Les Libellistes, drame en 4 actes, de M. de Beaunoir, 14 janvier 1807.

Théâtre des Variétés-Étrangères

Titre :

Libellistes (les)

Genre

drame

Nombre d'actes :

4

Vers ou prose ,

en prose

Musique :

non

Date de création :

14 janvier 1807

Théâtre :

Théâtre des Variétés-Étrangères

Auteur(s) des paroles :

de Beaunoir

Sur la page de titre de la brochure, à Paris, chez Antoine-Augustin Renouard, 1807

Les Libellistes, drame en quatre actes, de M. de Beaunoir : Représenté en allemand sur le théâtre de Berlin en 1797 ; et à Paris, en françois, sur celui des Variétés-Étrangères, le 14 janvier 1807.

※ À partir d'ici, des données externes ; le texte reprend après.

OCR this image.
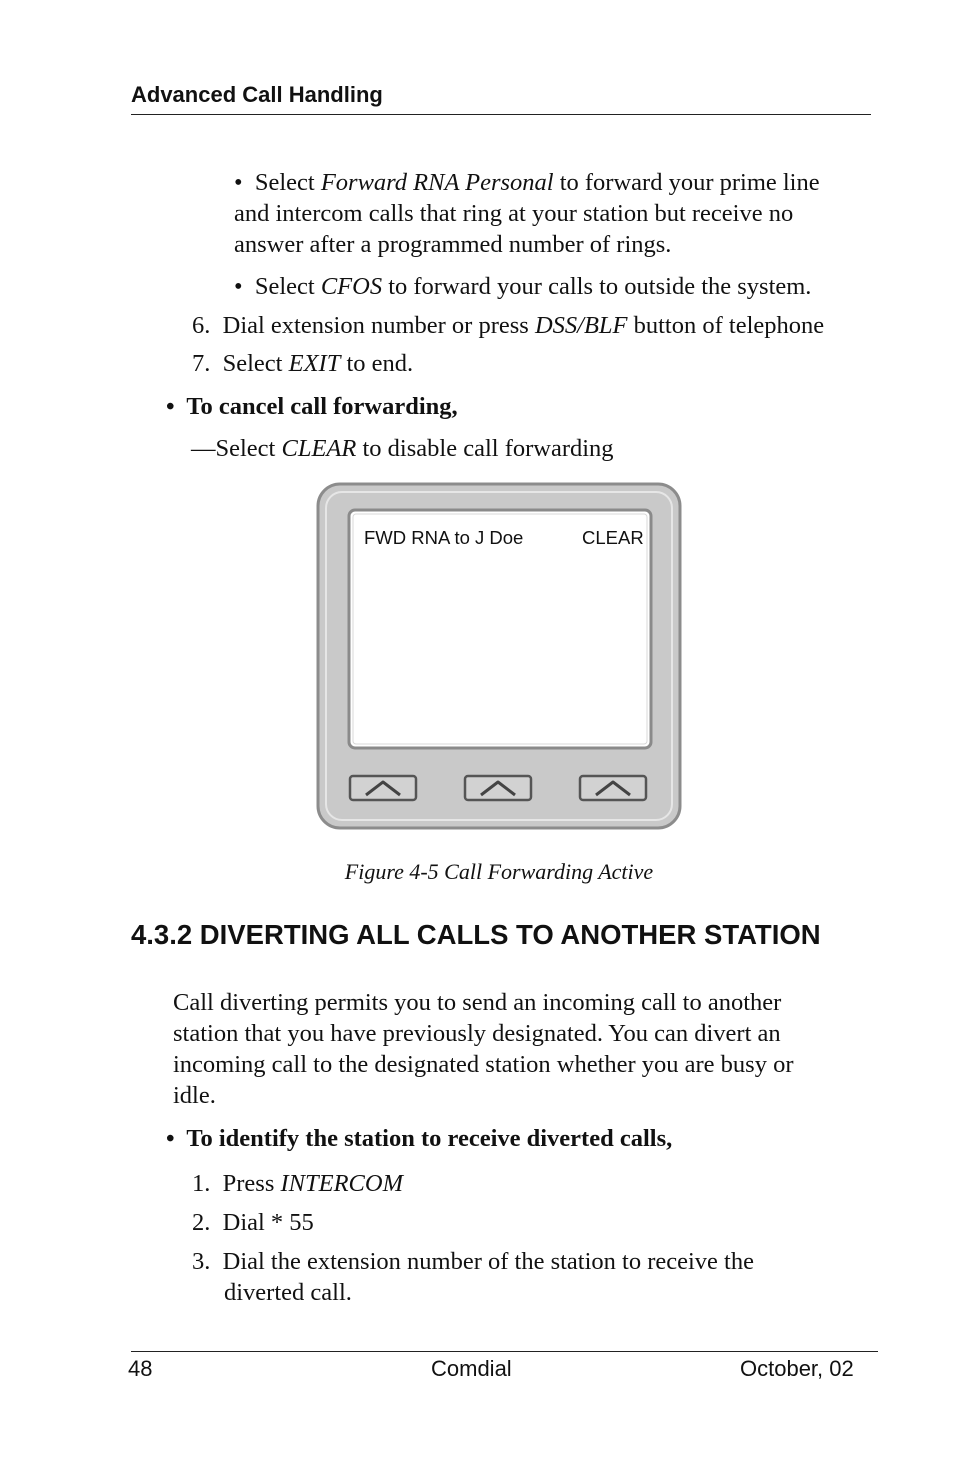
Advanced Call Handling
• Select Forward RNA Personal to forward your prime line
and intercom calls that ring at your station but receive no
answer after a programmed number of rings.
• Select CFOS to forward your calls to outside the system.
6. Dial extension number or press DSS/BLF button of telephone
7. Select EXIT to end.
• To cancel call forwarding,
—Select CLEAR to disable call forwarding
FWD RNA to J Doe	CLEAR
Figure 4-5 Call Forwarding Active
4.3.2 DIVERTING ALL CALLS TO ANOTHER STATION
Call diverting permits you to send an incoming call to another
station that you have previously designated. You can divert an
incoming call to the designated station whether you are busy or
idle.
• To identify the station to receive diverted calls,
1. Press INTERCOM
2. Dial * 55
3. Dial the extension number of the station to receive the
diverted call.
48	Comdial	October, 02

Avant le texte de la pièce, Beaunoir explique comment une pièce française a pu d'abord être jouée en allemand et en Allemagne.

Les Amis du jour sont une comédie en un acte et en prose de Beaunoir, créée sur le Théâtre des Comédiens Italiens Ordinaires du Roi le premier septembre 1786.

AVERTISSEMENT.

On ne sera peut-être pas fâché d'apprendre, comment un François se trouve auteur original d'une pièce allemande. Voici le fait :

J'étois en 1796 à Berlin, et je m'étois lié avec Ifland qui, comme notre Molière moderne, est tout à la fois auteur, acteur et directeur du grand théâtre. Nous disputions un jour sur l'art dramatique, et je lui reprochois la préférence qu'il donnoit aux farces angloises sur nos meilleures Comédies françoises. Je sens bien, me dit-il, la supériorité du théâtre de Paris sur celui de Londres, mais ce dernier convient mieux à notre goût national. Nous trouvons vos Comédies sans mouvement, sans intérêt ; tout y est prévu, rien ne nous y surprend. Ce sont de longues conversations, fort bien faites, si vous voulez, mais trop froides. Nous voulons être émus, étonnés, affectés, et vous autres François, vous avez trop de goût pour avoir de l'imagination.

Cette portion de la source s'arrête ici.